© 2005-2012 American Society of Clinical Oncology (ASCO). All rights reserved worldwide.
June 5, 2004
Renal cell carcinoma (RCC) is the most common kind of kidney cancer. Unfortunately, most cases are not diagnosed until the cancer has spread to other parts of the body (metastasized), which means that patients with metastatic RCC usually have limited treatment options. Two new studies demonstrate that metastatic RCC responds to new drugs that target multiple, specific pathways in cancer cells.
In the first study, John Hainsworth, MD, Director of Clinical Research at the Sarah Cannon Cancer Center in Nashville, Tenn, and colleagues gave 62 patients with RCC a combination of bevacizumab (Avastin) and erlotinib (Tarceva). Of the first 40 patients who were treated, cancer in 25% of the patients showed a partial response at eight weeks, and the cancer progressed in only 12% of the patients. In addition, the cancer did not get worse for six months in 71% of patients. Usually, doctors only see a 5% response to treatment with the standard therapy - either interleukin-2 or interferon.
Dr. Hainsworth cautioned that these results are still preliminary. "If these results are verified in larger trials, this treatment may emerge as the first well-tolerated regimen for people with renal cancer."
These drugs are specifically designed to act on proteins important to the cancer process. Researchers think that erlotinib blocks an enzyme called the epidermal growth factor receptor tyrosine kinase, which regulates cancer cell growth. Bevacizumab is a monoclonal antibody that blocks the activity of a protein called vascular endothelial growth factor, which helps the tumor form new blood vessels in a process called angiogenesis.
Interestingly, these two drugs block different pathways in the cancer cell, and may lead to a new approach in using targeted therapy. "Combining these targeted agents is the future of cancer treatment," said Dr. Hainsworth. The U.S. Food and Drug Administration recently approved bevacizumab, but erlotinib is still an experimental drug and is only available through clinical trials at this time.
In the second study, 63 patients with metastatic RCC received a new chemotherapy pill called SU011248. The cancer showed a partial response in nearly a quarter of the patients. Six months after treatment, the cancer was still not growing in 14 of those patients. At this point in the study, the new drug appears safe and well tolerated, although patients experienced mild to moderate fatigue and gastrointestinal problems.
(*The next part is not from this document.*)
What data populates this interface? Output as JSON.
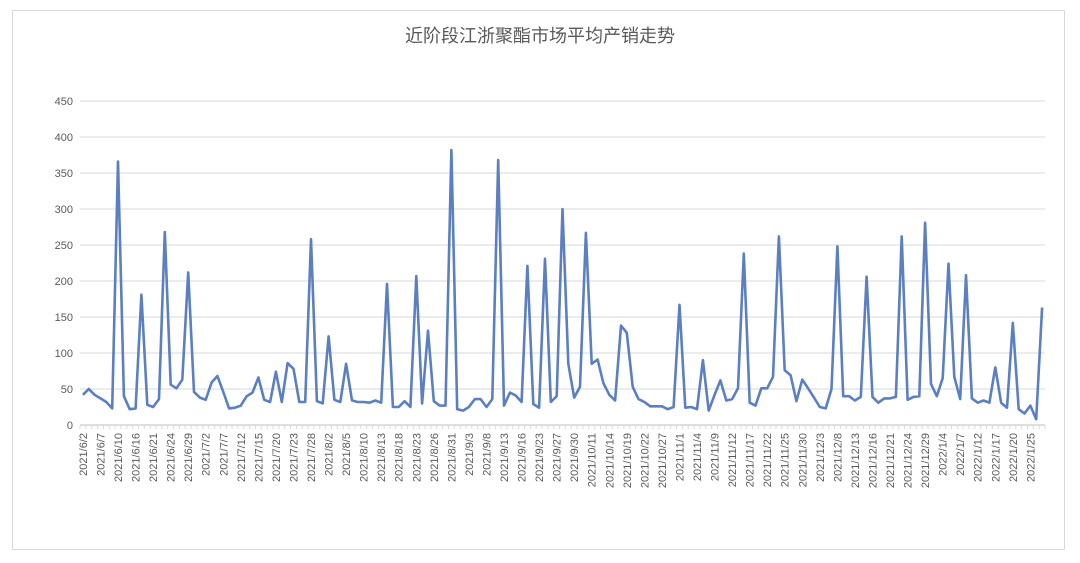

"During the past 15 years, I have conducted many studies for renal cancer, but none of them showed this degree of activity as a single agent," said Robert J. Motzer, MD, the study's lead author and Attending Physician at Memorial Sloan-Kettering Cancer Center in New York City. "SU011248 clearly shows activity, is relatively well tolerated, and it's a pill that patients can take at home."
Researchers think that SU011248 blocks several different targets in cancer cells, including those necessary for cancer cell growth and new blood vessel formation (angiogenesis). SU011248 still needs to be tested in phase III clinical trials to confirm these findings.
"This is a very exciting drug for possible use in the treatment of renal cancer," added Dr. Motzer. "The disease has been considered 'the unbeatable cancer,' with resistance to all forms of chemotherapy and only a small proportion of patients responding to immunotherapies for a limited time."
What This Means for Patients
For the first time, there appears to be safer, more effective treatment options on the horizon for RCC. However, both studies, while promising, are small, phase II clinical trials, so investigators will need to compare these new drugs with the current standard therapy in phase III trials before these drugs become available outside of a clinical trial. So far, these results suggest two new ways of treating metastatic RCC. Both studies support the idea that blocking multiple molecular pathways in cancer cells is a reasonable approach in treating metastatic RCC and possibly other advanced cancers.